Project management deadlines

How can I get early warning when a project is likely to run into trouble?

As a project manager, we have all worked on projects that went well, and projects that went less well. Once a sprint or milestone runs late, especially if it's very late, or if this happens a few times in a row, it's fairly obvious a project is in trouble. But by this time, it's already difficult to recover.

Are there ways to anticipate trouble earlier in the process, before it shows up in delays? Here are some suggestions:

1. Key people missing

Key stakeholders, designers, implementers, or management are missing from sprint ceremonies and important meetings where scope and requirements are discussed

2. Meetings are not valuable

Meetings don't seem to be producing valuable output. Team members might be contributing very little. Or they might be constantly debating the same topics, without coming to resolution or decisions.

Team members are scared to raise important issues, especially if they risk announcing bad news.

3. Architecture fixed too soon

If the architecture is fixed too early, especially if the decision is made by someone very senior, requirements that come in after this point are often bent to fit the shape of the solution. This should be the other way round.

4. Estimates are very large

If size estimates are very large, or hold a lot of risk, this is often a sign that the project requirements are not well understood.

5. Reviews or approvals slow

If you have procedures for code reviews or quality signoff, QA, or UAT, and these are happening very slowly, this can be a symptom that either the reviewers are overloaded, or there is a lack of respect between the reviewers and the rest of the team. Either suggests that the team balance is not right.

6. Requirements or constraints appear late

If requirements or constraints only surface after the requirements phase is closed and implementation has begun, this is likely to derail project timelines.
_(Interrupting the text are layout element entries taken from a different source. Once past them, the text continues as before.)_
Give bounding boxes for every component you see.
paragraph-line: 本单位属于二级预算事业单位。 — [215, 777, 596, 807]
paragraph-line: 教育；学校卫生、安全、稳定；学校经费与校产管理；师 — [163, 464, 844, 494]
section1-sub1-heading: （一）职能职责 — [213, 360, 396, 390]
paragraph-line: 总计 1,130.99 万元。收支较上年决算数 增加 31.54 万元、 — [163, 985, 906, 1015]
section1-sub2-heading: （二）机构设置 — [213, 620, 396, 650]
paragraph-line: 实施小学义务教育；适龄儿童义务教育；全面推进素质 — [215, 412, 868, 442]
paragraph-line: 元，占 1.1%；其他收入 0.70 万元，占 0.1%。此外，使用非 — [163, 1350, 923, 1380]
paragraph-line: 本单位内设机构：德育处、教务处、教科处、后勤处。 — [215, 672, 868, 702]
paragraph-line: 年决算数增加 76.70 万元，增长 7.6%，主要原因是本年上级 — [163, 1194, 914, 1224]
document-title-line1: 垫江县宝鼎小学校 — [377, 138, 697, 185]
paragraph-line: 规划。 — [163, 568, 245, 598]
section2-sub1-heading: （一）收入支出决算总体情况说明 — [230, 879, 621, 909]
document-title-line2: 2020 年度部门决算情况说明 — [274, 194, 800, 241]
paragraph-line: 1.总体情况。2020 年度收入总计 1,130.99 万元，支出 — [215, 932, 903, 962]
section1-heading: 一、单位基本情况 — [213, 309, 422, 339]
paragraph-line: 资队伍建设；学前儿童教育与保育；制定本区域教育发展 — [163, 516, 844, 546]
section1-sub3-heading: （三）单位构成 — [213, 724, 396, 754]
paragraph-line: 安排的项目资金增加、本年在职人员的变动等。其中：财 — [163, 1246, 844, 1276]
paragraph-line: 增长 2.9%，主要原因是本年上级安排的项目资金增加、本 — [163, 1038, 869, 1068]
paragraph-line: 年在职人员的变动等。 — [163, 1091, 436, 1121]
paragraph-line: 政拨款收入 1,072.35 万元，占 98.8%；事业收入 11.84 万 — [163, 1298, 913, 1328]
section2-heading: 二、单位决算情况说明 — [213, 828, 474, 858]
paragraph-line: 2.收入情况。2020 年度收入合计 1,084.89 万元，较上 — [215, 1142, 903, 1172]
Teams are often under pressure to accept the changes under initial contingency sizings, but if there is a major new requirement, it probably needs contingency in its own right.

Tips for spotting problems early in a project lifecycle

While these are not direct solutions, being aware of early symptoms that hint at project delays later on should help you to make the decision to investigate further, and put in place the solutions needed to address issues as early as possible.